Outer Beauty, Inner Joy: Contemplating the Soul of the Renaissance brings us back 'home' to our roots in Renaissance Italy, a time when concepts fundamental to modern Western culture were born. We honor and revere Renaissance art but have forgotten the philosophy that inspired it. The Renaissance was an explosion of art and beauty in western history. It was also a time when scholars were seeking a common thread among the world's ancient spiritual traditions. Their ideas and writings had an enormous influence on the creations of Botticelli, Michelangelo, Raffaello, and on the works of many other artists and philosophers throughout Italy and Europe. Experience, not doctrine, became the foundation in the individual's search for autonomy. It was the beginning of a freer and more ecumenical way of looking at spirituality and at life.

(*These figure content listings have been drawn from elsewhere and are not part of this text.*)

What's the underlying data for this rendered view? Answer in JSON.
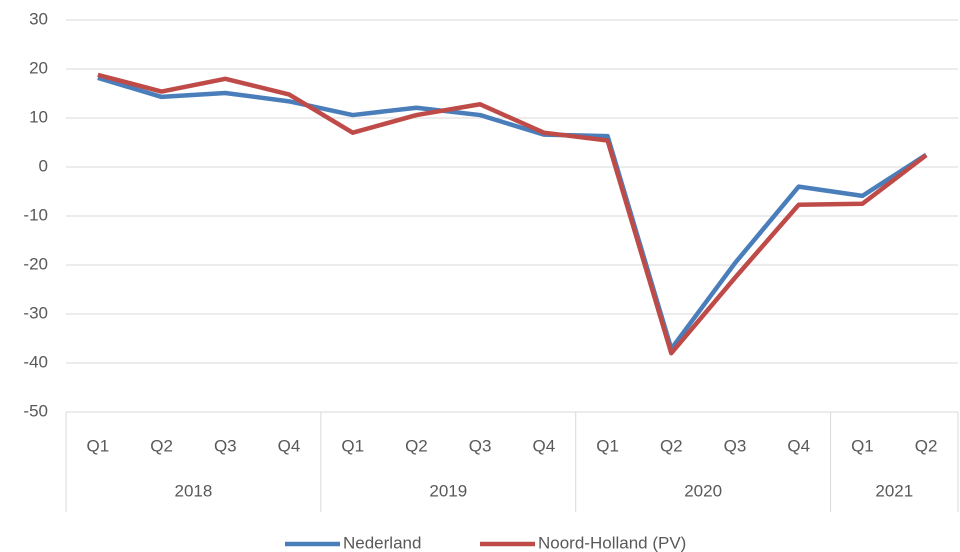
{
  "chart_data": {
    "type": "line",
    "categories": [
      "Q1",
      "Q2",
      "Q3",
      "Q4",
      "Q1",
      "Q2",
      "Q3",
      "Q4",
      "Q1",
      "Q2",
      "Q3",
      "Q4",
      "Q1",
      "Q2"
    ],
    "category_groups": [
      "2018",
      "2018",
      "2018",
      "2018",
      "2019",
      "2019",
      "2019",
      "2019",
      "2020",
      "2020",
      "2020",
      "2020",
      "2021",
      "2021"
    ],
    "series": [
      {
        "name": "Nederland",
        "color": "#4a7ebb",
        "values": [
          18.2,
          14.3,
          15.1,
          13.4,
          10.6,
          12.1,
          10.6,
          6.6,
          6.3,
          -37.1,
          -19.6,
          -4.0,
          -5.9,
          2.5
        ]
      },
      {
        "name": "Noord-Holland (PV)",
        "color": "#be4b48",
        "values": [
          18.8,
          15.4,
          18.0,
          14.8,
          7.0,
          10.6,
          12.8,
          7.0,
          5.4,
          -38.0,
          -22.6,
          -7.7,
          -7.5,
          2.4
        ]
      }
    ],
    "ylim": [
      -50,
      30
    ],
    "yticks": [
      -50,
      -40,
      -30,
      -20,
      -10,
      0,
      10,
      20,
      30
    ],
    "grid": true,
    "legend": "bottom"
  }
}
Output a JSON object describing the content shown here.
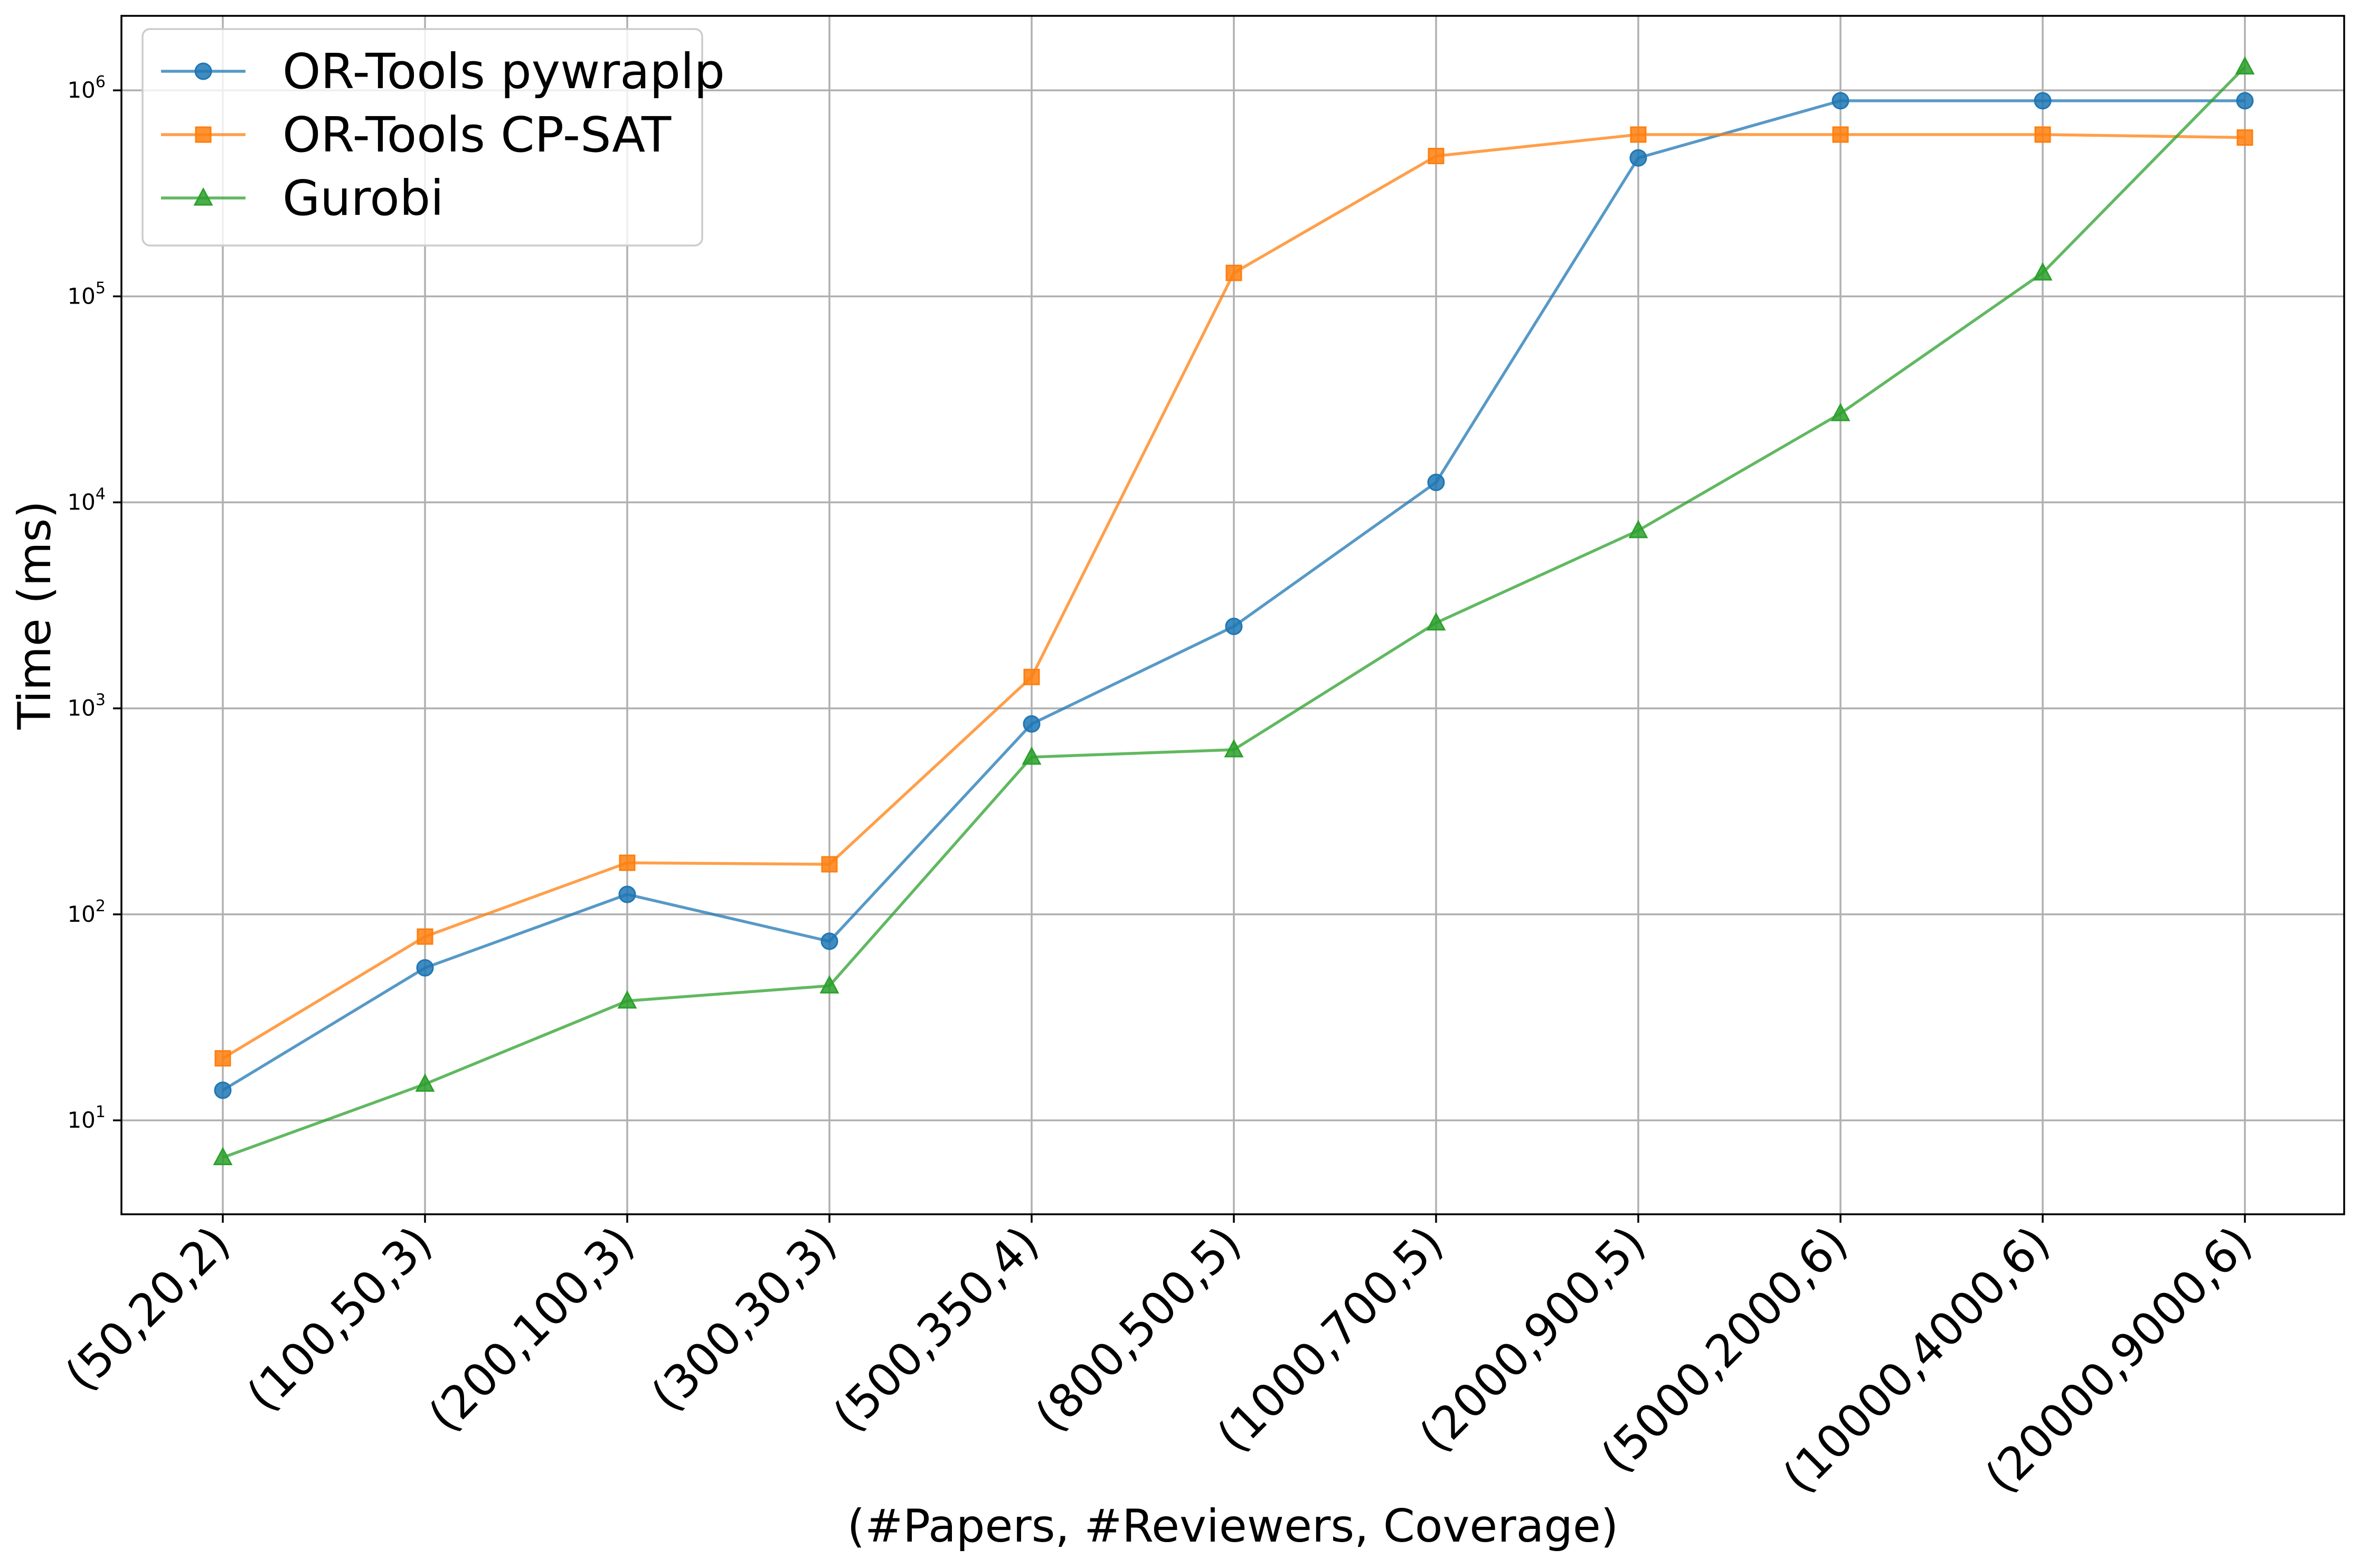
{
  "chart_data": {
    "type": "line",
    "xlabel": "(#Papers, #Reviewers, Coverage)",
    "ylabel": "Time (ms)",
    "yscale": "log",
    "ylim": [
      3.5,
      2300000
    ],
    "grid": true,
    "legend_position": "top-left",
    "categories": [
      "(50,20,2)",
      "(100,50,3)",
      "(200,100,3)",
      "(300,30,3)",
      "(500,350,4)",
      "(800,500,5)",
      "(1000,700,5)",
      "(2000,900,5)",
      "(5000,2000,6)",
      "(10000,4000,6)",
      "(20000,9000,6)"
    ],
    "y_ticks": [
      {
        "value": 10,
        "mantissa": "10",
        "exponent": "1"
      },
      {
        "value": 100,
        "mantissa": "10",
        "exponent": "2"
      },
      {
        "value": 1000,
        "mantissa": "10",
        "exponent": "3"
      },
      {
        "value": 10000,
        "mantissa": "10",
        "exponent": "4"
      },
      {
        "value": 100000,
        "mantissa": "10",
        "exponent": "5"
      },
      {
        "value": 1000000,
        "mantissa": "10",
        "exponent": "6"
      }
    ],
    "series": [
      {
        "name": "OR-Tools pywraplp",
        "color": "#1f77b4",
        "marker": "circle",
        "values": [
          14,
          55,
          125,
          74,
          840,
          2500,
          12500,
          470000,
          890000,
          890000,
          890000
        ]
      },
      {
        "name": "OR-Tools CP-SAT",
        "color": "#ff7f0e",
        "marker": "square",
        "values": [
          20,
          78,
          178,
          175,
          1420,
          130000,
          480000,
          610000,
          610000,
          610000,
          590000
        ]
      },
      {
        "name": "Gurobi",
        "color": "#2ca02c",
        "marker": "triangle",
        "values": [
          6.6,
          15,
          38,
          45,
          580,
          630,
          2600,
          7300,
          27000,
          130000,
          1300000
        ]
      }
    ]
  }
}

For Renaissance thinkers, the role of the artist and the making of art held an important place in society. Artists could contact unseen forces, bringing the beauty of higher realms into their earthly creations. Through contemplating this beauty, viewers too could touch its divine essence.
In this selection of passages and images from some of the great writers and artists of the Italian Renaissance, Outer Beauty, Inner Joy seeks to express the classic Renaissance ideal of beauty, and reveal an ecumenical wisdom—one that reaches across boundaries of different belief systems.
In the words of Thomas Moore:
"It is time to move on and focus on those things we have neglected, especially art and beauty, the union of humanism and religion, and making a culture in which our best human efforts join with an infinitely potent spiritual vision to create a world in which human beings thrive, not just physically, but in soul and spirit as well."